L’artista inglese a confronto con Van Gogh

Amsterdam (Paesi Bassi). Sino al 26 maggio il Van Gogh Museum presenta «Hockney-Van Gogh: la gioia della natura». La mostra sottolinea l’influenza del genio visionario postimpressionista, sull’opera dell’ottantaduenne artista inglese David Hockney. «Hockney è uno dei più grandi artisti del nostro tempo: l’influenza di Van Gogh nelle sue opere è evidente», sostiene Alex Rüger, direttore del museo (che lascerà a breve per la Royal Academy of Arts di Londra, Ndr). Con prestiti provenienti anche dal Centre Pompidou di Parigi, l’esposizione include venti composizioni «al pixel» realizzati da Hockney su iPad, assieme ad alcuni schizzi tratti dai suoi quaderni, nei quali la vicinanza allo stile di Van Gogh risulta più evidente. Mentre Van Gogh era ipnotizzato dai paesaggi del sud della Francia e della Provenza, Hockney rende omaggio alla campagna dello Yorkshire, sua terra natia, dove è tornato dopo anni vissuti a Los Angeles. L’osservazione del ciclo delle stagioni e del legame tra luce, spazio e natura, porta Hockney a realizzare opere colorate dove il paesaggio è rappresentato per come esso appare all’artista.
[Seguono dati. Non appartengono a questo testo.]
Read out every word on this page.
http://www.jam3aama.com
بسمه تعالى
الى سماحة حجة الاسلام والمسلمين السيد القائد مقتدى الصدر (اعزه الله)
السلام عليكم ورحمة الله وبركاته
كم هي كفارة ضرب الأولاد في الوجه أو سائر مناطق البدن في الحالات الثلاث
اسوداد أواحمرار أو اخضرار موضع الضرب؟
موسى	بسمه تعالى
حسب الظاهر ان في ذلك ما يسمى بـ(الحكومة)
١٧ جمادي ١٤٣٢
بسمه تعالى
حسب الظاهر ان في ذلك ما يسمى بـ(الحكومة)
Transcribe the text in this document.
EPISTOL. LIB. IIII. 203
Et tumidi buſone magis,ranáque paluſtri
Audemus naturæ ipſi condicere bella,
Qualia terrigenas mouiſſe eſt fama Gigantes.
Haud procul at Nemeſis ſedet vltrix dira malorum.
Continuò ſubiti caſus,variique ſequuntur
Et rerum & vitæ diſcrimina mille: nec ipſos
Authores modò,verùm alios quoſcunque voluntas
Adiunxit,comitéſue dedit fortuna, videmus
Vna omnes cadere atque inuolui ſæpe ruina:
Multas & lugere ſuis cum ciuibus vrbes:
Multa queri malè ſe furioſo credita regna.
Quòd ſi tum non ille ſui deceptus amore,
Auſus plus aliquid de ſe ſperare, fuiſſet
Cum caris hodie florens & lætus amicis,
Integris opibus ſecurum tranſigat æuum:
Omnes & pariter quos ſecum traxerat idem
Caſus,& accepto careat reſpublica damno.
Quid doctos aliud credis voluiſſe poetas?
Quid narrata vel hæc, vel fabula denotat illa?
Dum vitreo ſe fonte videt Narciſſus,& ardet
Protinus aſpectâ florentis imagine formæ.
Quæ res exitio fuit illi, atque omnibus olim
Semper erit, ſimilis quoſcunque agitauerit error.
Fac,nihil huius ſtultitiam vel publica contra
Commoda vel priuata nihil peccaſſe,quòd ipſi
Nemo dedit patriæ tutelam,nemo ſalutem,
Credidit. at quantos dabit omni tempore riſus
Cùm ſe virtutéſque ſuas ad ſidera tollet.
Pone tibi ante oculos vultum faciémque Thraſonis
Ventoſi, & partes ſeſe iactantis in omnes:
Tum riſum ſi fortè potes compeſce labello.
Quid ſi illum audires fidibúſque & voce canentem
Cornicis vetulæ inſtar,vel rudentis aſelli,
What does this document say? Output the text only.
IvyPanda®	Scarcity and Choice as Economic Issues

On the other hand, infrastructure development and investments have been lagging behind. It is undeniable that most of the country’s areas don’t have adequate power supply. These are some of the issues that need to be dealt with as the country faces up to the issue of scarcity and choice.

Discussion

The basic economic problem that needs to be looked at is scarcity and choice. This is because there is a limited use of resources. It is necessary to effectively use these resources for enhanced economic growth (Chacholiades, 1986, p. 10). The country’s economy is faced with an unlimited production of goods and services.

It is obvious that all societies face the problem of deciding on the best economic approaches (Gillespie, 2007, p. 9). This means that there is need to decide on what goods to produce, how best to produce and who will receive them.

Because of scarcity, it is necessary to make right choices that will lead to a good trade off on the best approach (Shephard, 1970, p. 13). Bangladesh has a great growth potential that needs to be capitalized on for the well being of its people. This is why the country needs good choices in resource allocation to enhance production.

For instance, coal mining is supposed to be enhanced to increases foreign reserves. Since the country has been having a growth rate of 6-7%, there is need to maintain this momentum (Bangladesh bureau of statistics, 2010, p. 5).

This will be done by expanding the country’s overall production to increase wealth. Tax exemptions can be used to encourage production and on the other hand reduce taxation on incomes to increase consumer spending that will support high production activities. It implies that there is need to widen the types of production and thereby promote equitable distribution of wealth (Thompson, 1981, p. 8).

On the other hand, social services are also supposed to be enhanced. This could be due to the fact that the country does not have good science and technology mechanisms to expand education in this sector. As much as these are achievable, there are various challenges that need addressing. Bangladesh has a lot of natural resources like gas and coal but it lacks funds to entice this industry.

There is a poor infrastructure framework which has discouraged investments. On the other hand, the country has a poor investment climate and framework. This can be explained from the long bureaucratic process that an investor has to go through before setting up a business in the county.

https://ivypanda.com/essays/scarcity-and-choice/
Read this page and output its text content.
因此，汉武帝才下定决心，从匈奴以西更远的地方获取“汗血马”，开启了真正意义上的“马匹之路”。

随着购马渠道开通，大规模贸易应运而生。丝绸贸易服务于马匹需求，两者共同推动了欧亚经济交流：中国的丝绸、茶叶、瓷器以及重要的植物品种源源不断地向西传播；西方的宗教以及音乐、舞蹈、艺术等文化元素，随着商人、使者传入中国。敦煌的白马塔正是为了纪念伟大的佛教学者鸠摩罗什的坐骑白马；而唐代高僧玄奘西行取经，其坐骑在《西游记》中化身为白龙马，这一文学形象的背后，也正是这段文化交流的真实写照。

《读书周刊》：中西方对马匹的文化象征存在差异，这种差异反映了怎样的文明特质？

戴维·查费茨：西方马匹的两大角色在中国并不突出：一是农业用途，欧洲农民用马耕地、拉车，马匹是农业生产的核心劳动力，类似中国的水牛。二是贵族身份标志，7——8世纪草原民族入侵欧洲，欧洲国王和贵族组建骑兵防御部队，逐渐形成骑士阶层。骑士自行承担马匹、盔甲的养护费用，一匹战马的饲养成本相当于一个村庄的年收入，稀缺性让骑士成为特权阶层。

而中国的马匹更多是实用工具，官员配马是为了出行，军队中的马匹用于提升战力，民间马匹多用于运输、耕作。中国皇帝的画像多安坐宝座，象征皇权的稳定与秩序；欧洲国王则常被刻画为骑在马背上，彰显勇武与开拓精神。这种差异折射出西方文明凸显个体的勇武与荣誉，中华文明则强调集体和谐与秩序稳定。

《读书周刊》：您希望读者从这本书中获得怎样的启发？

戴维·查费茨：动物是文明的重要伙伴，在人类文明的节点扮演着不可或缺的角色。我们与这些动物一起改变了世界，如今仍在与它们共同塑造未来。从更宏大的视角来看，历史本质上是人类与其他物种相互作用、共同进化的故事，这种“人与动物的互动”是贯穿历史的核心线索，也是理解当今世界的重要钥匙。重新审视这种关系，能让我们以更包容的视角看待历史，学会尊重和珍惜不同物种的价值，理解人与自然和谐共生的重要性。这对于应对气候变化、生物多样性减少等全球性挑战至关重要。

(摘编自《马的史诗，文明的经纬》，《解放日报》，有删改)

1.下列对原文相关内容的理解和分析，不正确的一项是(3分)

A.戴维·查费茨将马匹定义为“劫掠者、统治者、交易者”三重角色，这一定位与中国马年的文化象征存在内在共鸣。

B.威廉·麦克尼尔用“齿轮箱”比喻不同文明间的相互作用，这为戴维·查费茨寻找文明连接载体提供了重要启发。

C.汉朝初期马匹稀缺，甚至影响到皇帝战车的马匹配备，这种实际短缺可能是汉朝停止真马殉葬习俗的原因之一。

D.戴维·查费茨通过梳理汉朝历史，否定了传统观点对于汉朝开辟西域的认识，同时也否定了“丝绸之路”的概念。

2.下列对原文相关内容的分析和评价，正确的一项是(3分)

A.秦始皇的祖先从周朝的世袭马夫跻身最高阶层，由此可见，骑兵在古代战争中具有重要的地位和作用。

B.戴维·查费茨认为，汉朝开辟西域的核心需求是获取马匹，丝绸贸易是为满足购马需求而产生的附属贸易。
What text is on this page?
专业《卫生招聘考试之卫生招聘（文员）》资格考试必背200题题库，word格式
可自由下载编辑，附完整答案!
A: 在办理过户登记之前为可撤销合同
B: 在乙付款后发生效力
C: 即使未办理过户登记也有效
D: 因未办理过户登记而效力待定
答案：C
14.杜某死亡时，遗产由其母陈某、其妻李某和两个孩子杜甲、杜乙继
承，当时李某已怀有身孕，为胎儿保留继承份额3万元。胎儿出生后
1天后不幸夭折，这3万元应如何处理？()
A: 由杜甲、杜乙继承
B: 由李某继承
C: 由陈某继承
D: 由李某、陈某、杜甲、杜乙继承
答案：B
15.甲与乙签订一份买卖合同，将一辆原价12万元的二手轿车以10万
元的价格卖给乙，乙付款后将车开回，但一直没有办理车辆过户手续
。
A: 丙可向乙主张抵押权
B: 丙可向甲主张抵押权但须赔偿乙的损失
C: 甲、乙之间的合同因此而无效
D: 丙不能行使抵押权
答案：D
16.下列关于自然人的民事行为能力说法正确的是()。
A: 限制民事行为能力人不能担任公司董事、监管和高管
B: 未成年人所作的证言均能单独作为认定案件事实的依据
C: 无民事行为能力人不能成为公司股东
Riconosciuto da i più importanti musei del mondo (la Tate Britain, il Centro Pompidou e il Met di New York gli hanno dedicato una personale nel 2017), Hockney ha attraversato oltre 60 anni di storia dell’arte senza mai affiliarsi a un unico movimento pittorico. Lo scorso novembre un suo lavoro, «Portrait of the artist (Pool with two figures)», è stato venduto all’asta per la cifra di 93 milioni di dollari (oltre 100 milioni di euro), battendo i record di vendita per un’opera di un artista vivente.